Whenever any particle and its anti-particle interact (these are the inputs), the combined output has all fundamental quantities conserved. Only output combinations with such conservation can be observed. These occur according to chance, although the probabilities can be determined in some cases. In the case of photons, an output of a photon and an anti-photon is nearly 100% certain. Whether you consider these the same particles or not is just a matter of semantics. Such semantic issues often arise in the area of QM.

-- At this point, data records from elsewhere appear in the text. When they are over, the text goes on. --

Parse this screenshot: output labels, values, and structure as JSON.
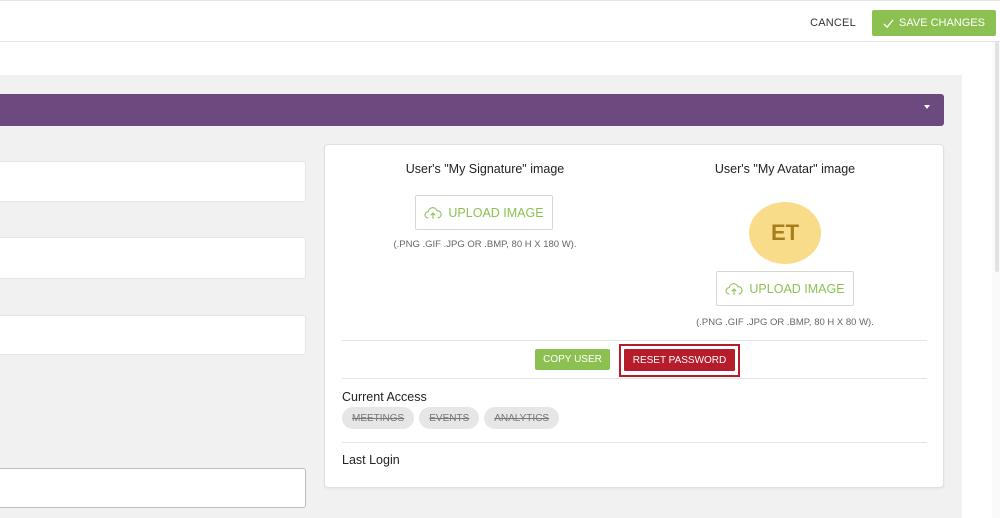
{
  "toolbar": {
    "cancel_label": "CANCEL",
    "save_label": "SAVE CHANGES",
    "save_icon": "check-icon"
  },
  "colors": {
    "accent_green": "#8cc152",
    "header_purple": "#6c4a7f",
    "danger_red": "#b71c2b",
    "avatar_bg": "#f8dc8a"
  },
  "signature": {
    "title": "User's \"My Signature\" image",
    "upload_label": "UPLOAD IMAGE",
    "upload_icon": "cloud-upload-icon",
    "hint": "(.PNG .GIF .JPG OR .BMP, 80 H X 180 W)."
  },
  "avatar": {
    "title": "User's \"My Avatar\" image",
    "initials": "ET",
    "upload_label": "UPLOAD IMAGE",
    "upload_icon": "cloud-upload-icon",
    "hint": "(.PNG .GIF .JPG OR .BMP, 80 H X 80 W)."
  },
  "actions": {
    "copy_user_label": "COPY USER",
    "reset_password_label": "RESET PASSWORD"
  },
  "access": {
    "label": "Current Access",
    "items": [
      "MEETINGS",
      "EVENTS",
      "ANALYTICS"
    ]
  },
  "login": {
    "label": "Last Login"
  }
}
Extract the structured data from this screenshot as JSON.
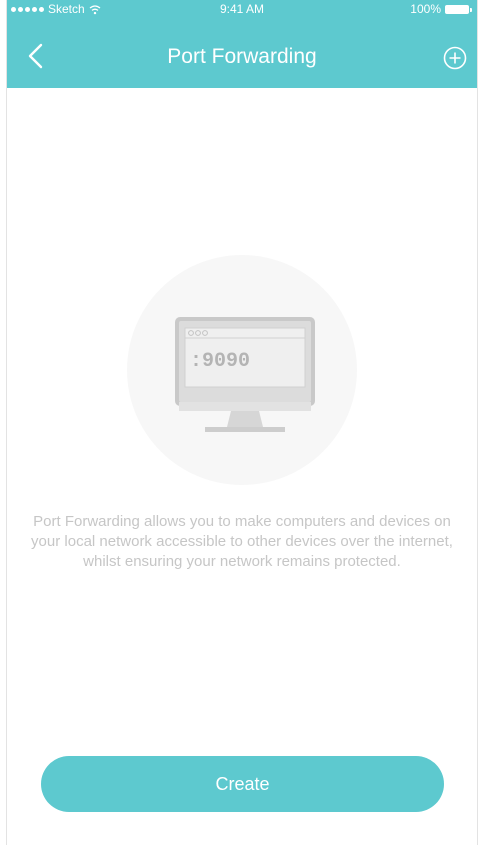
{
  "status_bar": {
    "carrier": "Sketch",
    "time": "9:41 AM",
    "battery": "100%"
  },
  "nav": {
    "title": "Port Forwarding"
  },
  "illustration": {
    "port": ":9090"
  },
  "description": "Port Forwarding allows you to make computers and devices on your local network accessible to other devices over the internet, whilst ensuring your network remains protected.",
  "actions": {
    "create": "Create"
  },
  "colors": {
    "accent": "#5dc9cf",
    "text_muted": "#c6c6c6"
  },
  "icons": {
    "back": "chevron-left-icon",
    "add": "plus-circle-icon",
    "wifi": "wifi-icon",
    "battery": "battery-icon"
  }
}
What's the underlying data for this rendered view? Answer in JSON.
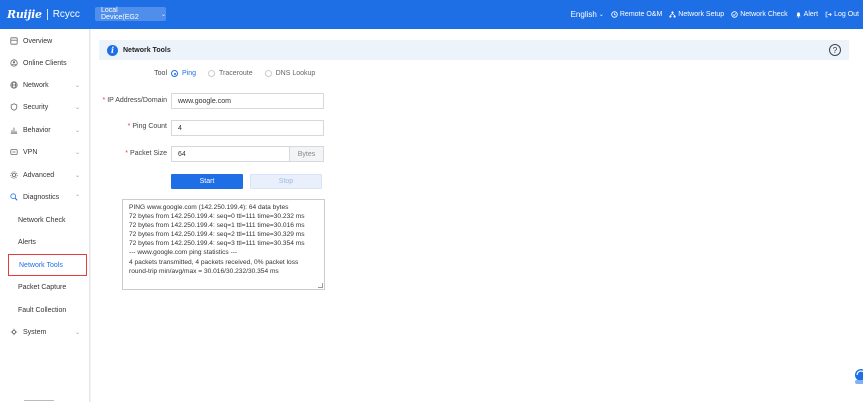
{
  "header": {
    "brand": "Ruijie",
    "product": "Rcycc",
    "device": "Local Device(EG2",
    "language": "English",
    "nav": [
      {
        "icon": "remote-icon",
        "label": "Remote O&M"
      },
      {
        "icon": "network-setup-icon",
        "label": "Network Setup"
      },
      {
        "icon": "network-check-icon",
        "label": "Network Check"
      },
      {
        "icon": "alert-icon",
        "label": "Alert"
      },
      {
        "icon": "logout-icon",
        "label": "Log Out"
      }
    ]
  },
  "sidebar": {
    "items": [
      {
        "label": "Overview",
        "icon": "overview-icon"
      },
      {
        "label": "Online Clients",
        "icon": "clients-icon"
      },
      {
        "label": "Network",
        "icon": "globe-icon"
      },
      {
        "label": "Security",
        "icon": "shield-icon"
      },
      {
        "label": "Behavior",
        "icon": "chart-icon"
      },
      {
        "label": "VPN",
        "icon": "vpn-icon"
      },
      {
        "label": "Advanced",
        "icon": "gear-icon"
      },
      {
        "label": "Diagnostics",
        "icon": "diagnostics-icon"
      },
      {
        "label": "System",
        "icon": "system-icon"
      }
    ],
    "sub_items": [
      "Network Check",
      "Alerts",
      "Network Tools",
      "Packet Capture",
      "Fault Collection"
    ]
  },
  "tool": {
    "section_title": "Network Tools",
    "tool_label": "Tool",
    "options": [
      "Ping",
      "Traceroute",
      "DNS Lookup"
    ],
    "selected": "Ping",
    "address_label": "IP Address/Domain",
    "address_value": "www.google.com",
    "count_label": "Ping Count",
    "count_value": "4",
    "size_label": "Packet Size",
    "size_value": "64",
    "size_unit": "Bytes",
    "start_label": "Start",
    "stop_label": "Stop",
    "output": [
      "PING www.google.com (142.250.199.4): 64 data bytes",
      "72 bytes from 142.250.199.4: seq=0 ttl=111 time=30.232 ms",
      "72 bytes from 142.250.199.4: seq=1 ttl=111 time=30.016 ms",
      "72 bytes from 142.250.199.4: seq=2 ttl=111 time=30.329 ms",
      "72 bytes from 142.250.199.4: seq=3 ttl=111 time=30.354 ms",
      "",
      "--- www.google.com ping statistics ---",
      "4 packets transmitted, 4 packets received, 0% packet loss",
      "round-trip min/avg/max = 30.016/30.232/30.354 ms"
    ]
  },
  "colors": {
    "primary": "#1e6fe6",
    "active_outline": "#e43d3d"
  }
}
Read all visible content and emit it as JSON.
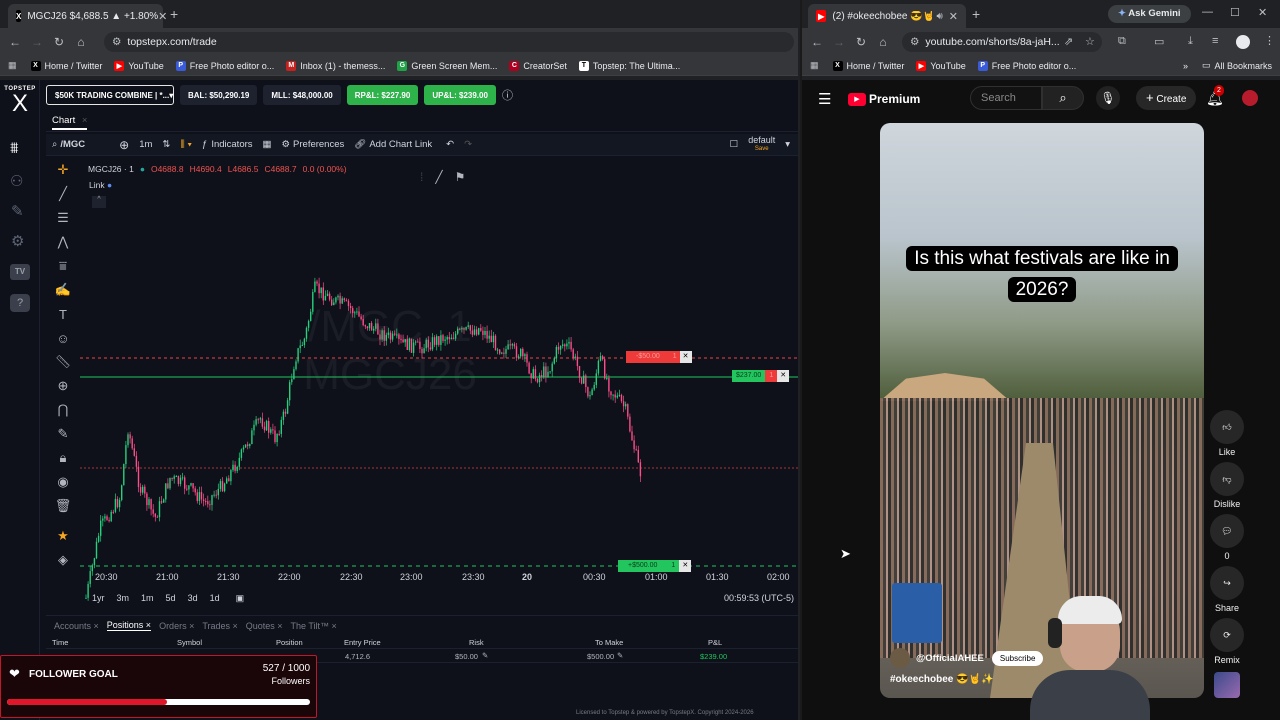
{
  "left_browser": {
    "tab": {
      "title": "MGCJ26 $4,688.5 ▲ +1.80%",
      "favicon": "X"
    },
    "new_tab": "+",
    "url": "topstepx.com/trade",
    "bookmarks": [
      "Home / Twitter",
      "YouTube",
      "Free Photo editor o...",
      "Inbox (1) - themess...",
      "Green Screen Mem...",
      "CreatorSet",
      "Topstep: The Ultima..."
    ]
  },
  "right_browser": {
    "tab": {
      "title": "(2) #okeechobee 😎🤘✨"
    },
    "ask_gemini": "Ask Gemini",
    "url": "youtube.com/shorts/8a-jaH...",
    "bookmarks": [
      "Home / Twitter",
      "YouTube",
      "Free Photo editor o..."
    ],
    "all_bookmarks": "All Bookmarks"
  },
  "topstep": {
    "logo_top": "TOPSTEP",
    "logo_x": "X",
    "account": "$50K TRADING COMBINE | *...",
    "balance": "BAL: $50,290.19",
    "mll": "MLL: $48,000.00",
    "rpl": "RP&L: $227.90",
    "upl": "UP&L: $239.00",
    "chart_tab": "Chart",
    "toolbar": {
      "symbol": "/MGC",
      "interval": "1m",
      "indicators": "Indicators",
      "preferences": "Preferences",
      "add_chart_link": "Add Chart Link",
      "layout": "default",
      "layout_sub": "Save"
    },
    "legend": {
      "symbol": "MGCJ26 · 1",
      "o": "O4688.8",
      "h": "H4690.4",
      "l": "L4686.5",
      "c": "C4688.7",
      "chg": "0.0 (0.00%)",
      "link": "Link"
    },
    "watermark_line1": "/MGC, 1",
    "watermark_line2": "MGCJ26",
    "order_labels": {
      "stop": "-$50.00",
      "stop_qty": "1",
      "pos": "$237.00",
      "pos_qty": "1",
      "target": "+$500.00",
      "target_qty": "1",
      "close": "✕"
    },
    "time_labels": [
      "20:30",
      "21:00",
      "21:30",
      "22:00",
      "22:30",
      "23:00",
      "23:30",
      "20",
      "00:30",
      "01:00",
      "01:30",
      "02:00"
    ],
    "ranges": [
      "1yr",
      "3m",
      "1m",
      "5d",
      "3d",
      "1d"
    ],
    "clock": "00:59:53 (UTC-5)",
    "bottom_tabs": [
      "Accounts",
      "Positions",
      "Orders",
      "Trades",
      "Quotes",
      "The Tilt™"
    ],
    "columns": [
      "Time",
      "Symbol",
      "Position",
      "Entry Price",
      "Risk",
      "To Make",
      "P&L"
    ],
    "row": {
      "entry": "4,712.6",
      "risk": "$50.00",
      "to_make": "$500.00",
      "pnl": "$239.00"
    },
    "license": "Licensed to Topstep & powered by TopstepX. Copyright 2024-2026"
  },
  "follower_goal": {
    "title": "FOLLOWER GOAL",
    "count": "527 / 1000",
    "unit": "Followers",
    "progress": 0.527
  },
  "youtube": {
    "brand": "Premium",
    "search_placeholder": "Search",
    "create": "Create",
    "notifications": "2",
    "caption": "Is this what festivals are like in 2026?",
    "channel": "@OfficialAHEE",
    "subscribe": "Subscribe",
    "hashtag": "#okeechobee 😎🤘✨",
    "actions": {
      "like": "Like",
      "dislike": "Dislike",
      "comments": "0",
      "share": "Share",
      "remix": "Remix"
    }
  },
  "colors": {
    "accent_green": "#22c55e",
    "accent_red": "#ef4444",
    "yt_red": "#ff0033",
    "candle_up": "#26d07c",
    "candle_down": "#ff4d8a"
  }
}
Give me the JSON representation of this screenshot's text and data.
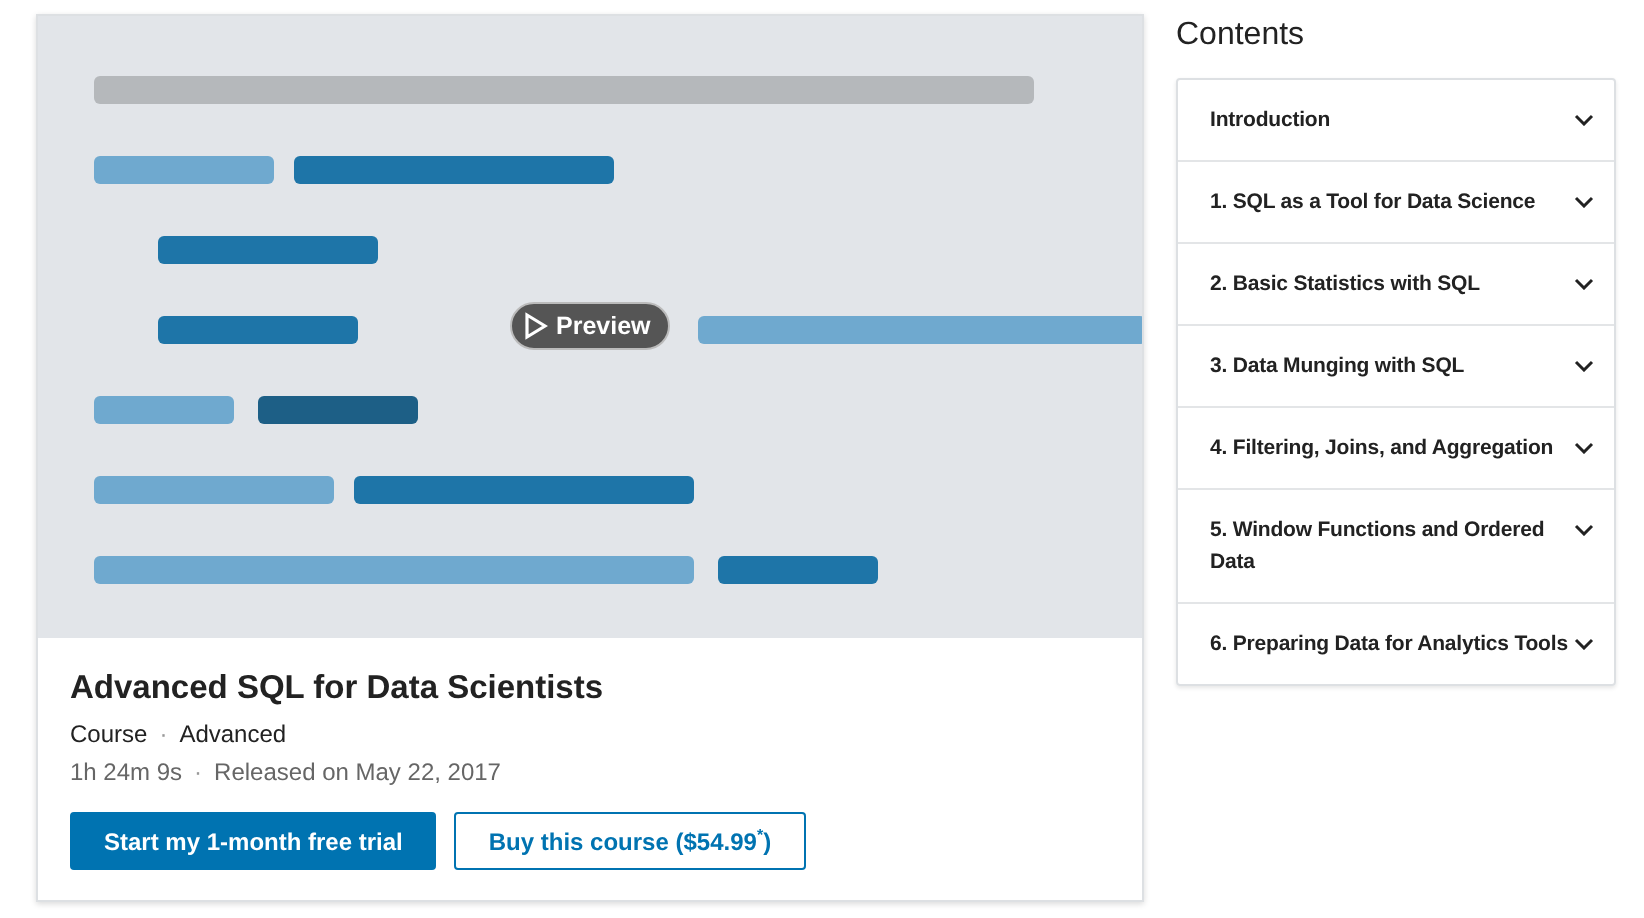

The general name for experiments in this area is scattering experiments, and that is why scattering was mentioned by some of the other posters. If I recall correctly, ZapperZ works at a facility where such experiments are done daily.

 

[vanhees71]

Whether a particle is strictly neutral or not, i.e., whether particles are indistinguishable from their anti-particle partners or not is a very clearly answerable question. A particle is called strictly neutral if its one-particle states are eigen states of the charge-conjugation operator. The eigen values of the charge-conjugation operator are +1 and -1 since $C^2=1$.

A photon is strictly neutral, and its charge parity is -1. Thus a photon and an anti-photon are indistinguishable.